After a lifetime of bottling up his magical powers, Harry finally feels like a normal kid. But even within the Wizarding community, he is special. He is the boy who lived: the only person to have ever survived a killing curse inflicted by the evil Lord Voldemort, who launched a brutal takeover of the Wizarding world, only to vanish after failing to kill Harry.
Though Harry's first year at Hogwarts is the best of his life, not everything is perfect. There is a dangerous secret object hidden within the castle walls, and Harry believes it's his responsibility to prevent it from falling into evil hands. But doing so will bring him into contact with forces more terrifying than he ever could have imagined.
Full of sympathetic characters, wildly imaginative situations, and countless exciting details, the first installment in the series assembles an unforgettable magical world and sets the stage for many high-stakes adventures to come."

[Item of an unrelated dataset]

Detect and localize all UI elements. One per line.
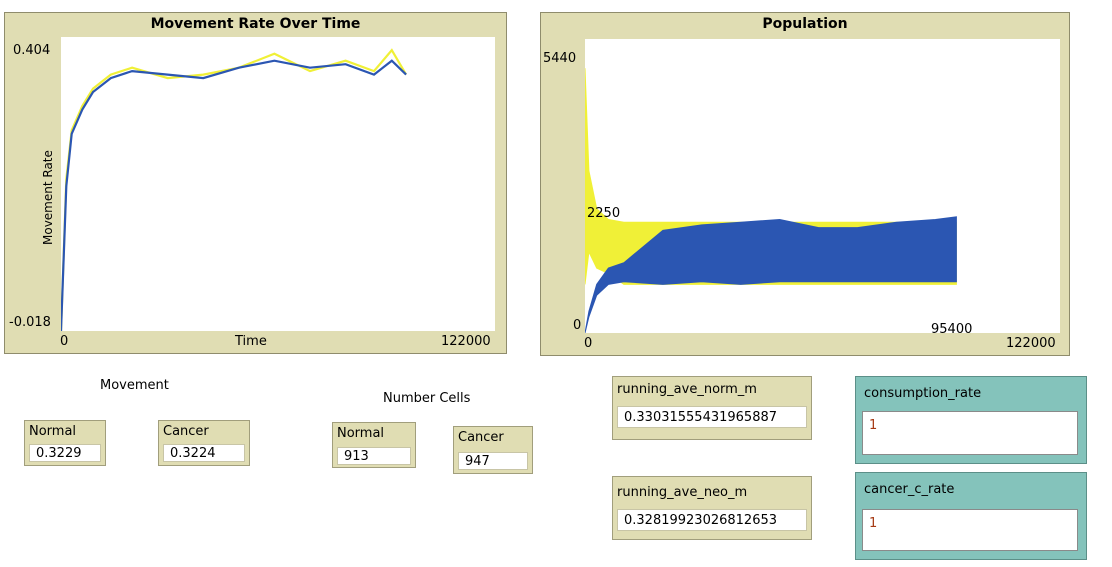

One of my goals for 2017 was to reread the entire Harry Potter series. I finished up to Harry Potter and the Half-Blood Prince which I'm still rather proud of. I'll finish Harry Potter and the Deathly Hallows this year.

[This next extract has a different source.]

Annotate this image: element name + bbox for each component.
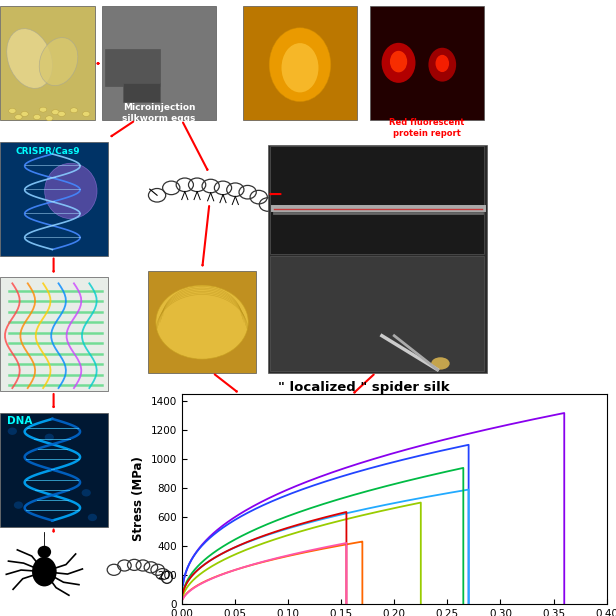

It was just wonderful to return to this series. I've been in the habit of watching and rewatching the Harry Potter films several times a year, but not rereading the books. So even though I know the stories inside out and backwards, I still managed to see new things that I hadn't noticed before. I loved experiencing the charm of a bright and wonderful Hogwarts like I experienced the first time. Because the thing is, the further you get into the series, the darker the story gets. Hogwarts starts to become this really charming place where young witches and wizards go to learn magic less and less... so it's quite the feeling to experience this series at its freshest.
Having reread a majority of the series at this point, I can say that I think the pacing is really great in this story, save for the beginning. It starts out pretty slowly since we're following the really boring and abusive Dursley family, but once we get more involved in the wizarding world, there's always something to be paying attention to and something else that you want to know and keep track of up until the end of the book.
I think I tend to view this series, and especially this book, with rose-colored glasses, but I truly feel that you'd be hard-pressed to find another series with as much of the world thought-out and with characters as developed as these characters have begun.